The next steps are much harder. 

The key challenge for the international community, intent on stopping the terrible abuse and violence and supporting a longer-term solution, will be to find ways to influence the military and its leadership. They still hold most of the key levers of state, including all security functions and much of the economic power. Targeted sanctions that seek to hold individuals linked to the worst atrocities have been introduced in the Senate, and may be one way to do so.  
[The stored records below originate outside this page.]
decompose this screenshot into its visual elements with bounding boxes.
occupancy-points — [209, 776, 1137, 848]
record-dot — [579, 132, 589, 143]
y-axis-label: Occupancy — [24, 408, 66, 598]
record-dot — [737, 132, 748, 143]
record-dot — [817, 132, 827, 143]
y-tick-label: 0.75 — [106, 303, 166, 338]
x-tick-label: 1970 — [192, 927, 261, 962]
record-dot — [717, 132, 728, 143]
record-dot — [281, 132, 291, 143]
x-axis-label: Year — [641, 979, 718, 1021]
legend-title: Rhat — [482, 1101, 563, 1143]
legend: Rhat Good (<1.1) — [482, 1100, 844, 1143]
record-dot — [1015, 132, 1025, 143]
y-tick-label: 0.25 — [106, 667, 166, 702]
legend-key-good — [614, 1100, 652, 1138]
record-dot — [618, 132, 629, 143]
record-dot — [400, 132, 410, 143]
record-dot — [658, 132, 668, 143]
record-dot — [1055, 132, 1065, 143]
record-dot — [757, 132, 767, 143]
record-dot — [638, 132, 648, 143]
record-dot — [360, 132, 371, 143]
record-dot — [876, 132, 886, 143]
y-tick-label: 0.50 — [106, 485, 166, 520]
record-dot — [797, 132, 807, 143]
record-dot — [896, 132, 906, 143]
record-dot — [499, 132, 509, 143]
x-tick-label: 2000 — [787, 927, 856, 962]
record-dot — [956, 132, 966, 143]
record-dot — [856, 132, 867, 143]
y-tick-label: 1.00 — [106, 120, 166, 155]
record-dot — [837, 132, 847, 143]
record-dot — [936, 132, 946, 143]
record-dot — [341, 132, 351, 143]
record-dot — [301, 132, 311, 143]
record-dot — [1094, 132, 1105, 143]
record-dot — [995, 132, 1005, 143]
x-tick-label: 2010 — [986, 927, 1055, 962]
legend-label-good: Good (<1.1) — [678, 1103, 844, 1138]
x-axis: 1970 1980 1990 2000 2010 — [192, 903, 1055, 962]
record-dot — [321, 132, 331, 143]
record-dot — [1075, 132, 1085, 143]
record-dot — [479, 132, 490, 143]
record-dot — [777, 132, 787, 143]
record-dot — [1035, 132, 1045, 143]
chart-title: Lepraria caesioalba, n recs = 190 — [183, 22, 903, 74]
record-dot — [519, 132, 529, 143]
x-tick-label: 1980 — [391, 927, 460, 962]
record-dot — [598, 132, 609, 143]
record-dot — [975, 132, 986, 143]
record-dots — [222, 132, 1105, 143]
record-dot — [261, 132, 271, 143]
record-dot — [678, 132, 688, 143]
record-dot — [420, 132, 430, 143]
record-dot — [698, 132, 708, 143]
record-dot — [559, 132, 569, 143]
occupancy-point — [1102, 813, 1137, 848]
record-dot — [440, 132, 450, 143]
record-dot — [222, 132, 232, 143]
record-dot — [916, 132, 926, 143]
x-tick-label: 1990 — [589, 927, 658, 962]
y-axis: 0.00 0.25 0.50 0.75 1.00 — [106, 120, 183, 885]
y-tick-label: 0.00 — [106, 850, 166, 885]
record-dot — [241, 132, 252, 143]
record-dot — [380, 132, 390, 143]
State Counsellor and de facto Myanmar President Aung San Suu Kyi recently announced a plan to repatriate the Rohingya and return to the recommendations of the Annan Commission for establishing their citizenship — recommendations that were overshadowed by the violence that erupted the day they were announced. She also announced a plan for accelerated investment for development and infrastructure in Rakhine State. 

However, given the hate, fear and distrust within both the Rakhine and Rohingya communities, it will not be an easy task to get the refugees back home any time soon. I heard repeatedly while in Rakhine that there was no room for any Rohingya to return to Rakhine State. Instead, elders and officials insisted that the “Bengalis” must be sent away, “maybe to an island in the Pacific somewhere…”

In the face of these challenges, it will be imperative to continue support for the essential and still uncertain transition to democracy. Despite the deeply felt global disappointment with Aung San Suu Kyi, she remains the singular voice able to keep the country moving along the very fragile transition to democracy. 

As important will be support for measures that seek to reconcile the Rakhine and Rohingya communities and heal the deep animosity now fanned by the military and the hateful anti-Muslim, nationalist rhetoric. There are already encouraging efforts to do so by young civil society activists on both sides, even as they acknowledge the generational change that will be required.

The day before I left Myanmar, Sitagu Savadaw, a senior Buddhist scholar and teacher, gave a speech to a military audience in which he appeared to condone violence against non-Buddhists. It was a chilling reminder of the power to twist any faith in service of nationalism and intolerance and the importance of clear moral voices to counter those messages.

Nancy Lindborg is the president of the U.S. Institute of Peace.